Me comprometo públicamente a votar al primer partido cuyo candidato cambie de opinión durante un debate electoral y pida el voto para otro partido diferente al suyo. ¿Por qué no? Iniciamos la semana de los debates electorales televisados. A cinco, a siete, públicos, privados, números uno, números dos. Se supone que un debate es una honrada confrontación de ideas en donde las partes se escuchan y sopesan las propuestas de los demás. En ámbitos como la ciencia es posible que los ponentes cambien de opinión durante un debate a la vista de los argumentos presentados por los demás. ¿Por qué da la risa imaginarse algo así en un debate político? ¿Por qué es imposible que el lunes Pedro Sánchez, por poner un ejemplo, quede unos segundos callado tras la intervención de Pablo Casado, por poner otro ejemplo, y diga «la verdad es que sus argumentos son muy potentes, me ha convencido, pido desde aquí el voto para el PP»?

Gracias a una preciosa paradoja, la persona que gana algo en una discusión es aquélla que la pierde, ya que corrige un error, mientras que la persona que gana la discusión es la que no gana nada, ya que se queda como estaba. Si yo defiendo que la capital de Francia es Roma y, gracias a una discusión que pierdo, descubro que es París, habré ganado mucho más que el que ya sabía que era París. Pero en política «ganar» y «perder» tienen otros significados, más relacionados con «matar» o «morir», «aplastar» o «ser aplastado», «ser el que manda» o «ser el que es mandado».
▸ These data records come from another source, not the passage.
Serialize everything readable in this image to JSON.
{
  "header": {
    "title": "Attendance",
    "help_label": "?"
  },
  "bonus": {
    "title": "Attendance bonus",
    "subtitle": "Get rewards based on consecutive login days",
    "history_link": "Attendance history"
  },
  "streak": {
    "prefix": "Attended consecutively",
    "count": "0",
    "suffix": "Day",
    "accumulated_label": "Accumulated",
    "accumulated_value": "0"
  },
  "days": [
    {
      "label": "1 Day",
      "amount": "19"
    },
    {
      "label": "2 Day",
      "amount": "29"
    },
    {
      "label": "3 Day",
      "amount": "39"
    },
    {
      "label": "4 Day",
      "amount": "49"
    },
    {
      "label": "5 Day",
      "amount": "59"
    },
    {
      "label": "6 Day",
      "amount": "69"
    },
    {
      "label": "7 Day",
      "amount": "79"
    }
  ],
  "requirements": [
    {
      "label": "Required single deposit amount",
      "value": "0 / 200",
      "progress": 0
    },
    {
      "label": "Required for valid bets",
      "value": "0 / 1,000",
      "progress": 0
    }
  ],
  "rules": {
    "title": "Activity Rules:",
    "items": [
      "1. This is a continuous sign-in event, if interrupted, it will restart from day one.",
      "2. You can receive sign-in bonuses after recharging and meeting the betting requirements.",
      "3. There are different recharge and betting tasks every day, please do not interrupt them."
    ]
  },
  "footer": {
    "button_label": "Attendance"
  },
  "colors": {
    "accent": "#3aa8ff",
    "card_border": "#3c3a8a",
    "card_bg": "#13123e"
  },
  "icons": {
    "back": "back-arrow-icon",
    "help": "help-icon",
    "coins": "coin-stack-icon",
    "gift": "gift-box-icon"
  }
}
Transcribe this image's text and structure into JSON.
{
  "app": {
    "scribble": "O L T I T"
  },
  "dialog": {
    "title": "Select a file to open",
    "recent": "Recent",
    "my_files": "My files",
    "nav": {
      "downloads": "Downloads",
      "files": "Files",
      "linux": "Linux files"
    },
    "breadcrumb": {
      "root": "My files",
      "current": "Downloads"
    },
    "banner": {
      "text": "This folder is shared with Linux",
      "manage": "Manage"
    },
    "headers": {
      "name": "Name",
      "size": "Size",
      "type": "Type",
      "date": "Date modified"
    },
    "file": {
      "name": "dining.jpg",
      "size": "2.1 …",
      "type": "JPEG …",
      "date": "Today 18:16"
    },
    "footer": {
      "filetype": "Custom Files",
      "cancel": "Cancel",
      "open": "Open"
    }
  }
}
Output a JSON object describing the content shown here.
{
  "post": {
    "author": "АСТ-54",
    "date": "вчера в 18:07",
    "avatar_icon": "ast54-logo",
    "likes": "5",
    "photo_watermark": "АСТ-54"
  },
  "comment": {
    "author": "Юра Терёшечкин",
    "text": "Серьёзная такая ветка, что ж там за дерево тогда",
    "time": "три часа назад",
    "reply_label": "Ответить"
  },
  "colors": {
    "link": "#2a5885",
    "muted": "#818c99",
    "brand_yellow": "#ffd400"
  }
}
No entiendo por qué. Y algo tan loco como que un candidato sea convencido por otro durante un debate electoral sería para mí un ilusionante indicio de que la política es algo racional y no una mera mezcla de poder, espectáculo y manipulación. Repito, votaré al partido cuyo representante termine un debate defendiendo a otro partido. No es paradójico, al revés, es coherente: la única forma de convencerme de que les vote va a ser que intenten convencerme de que no les vote.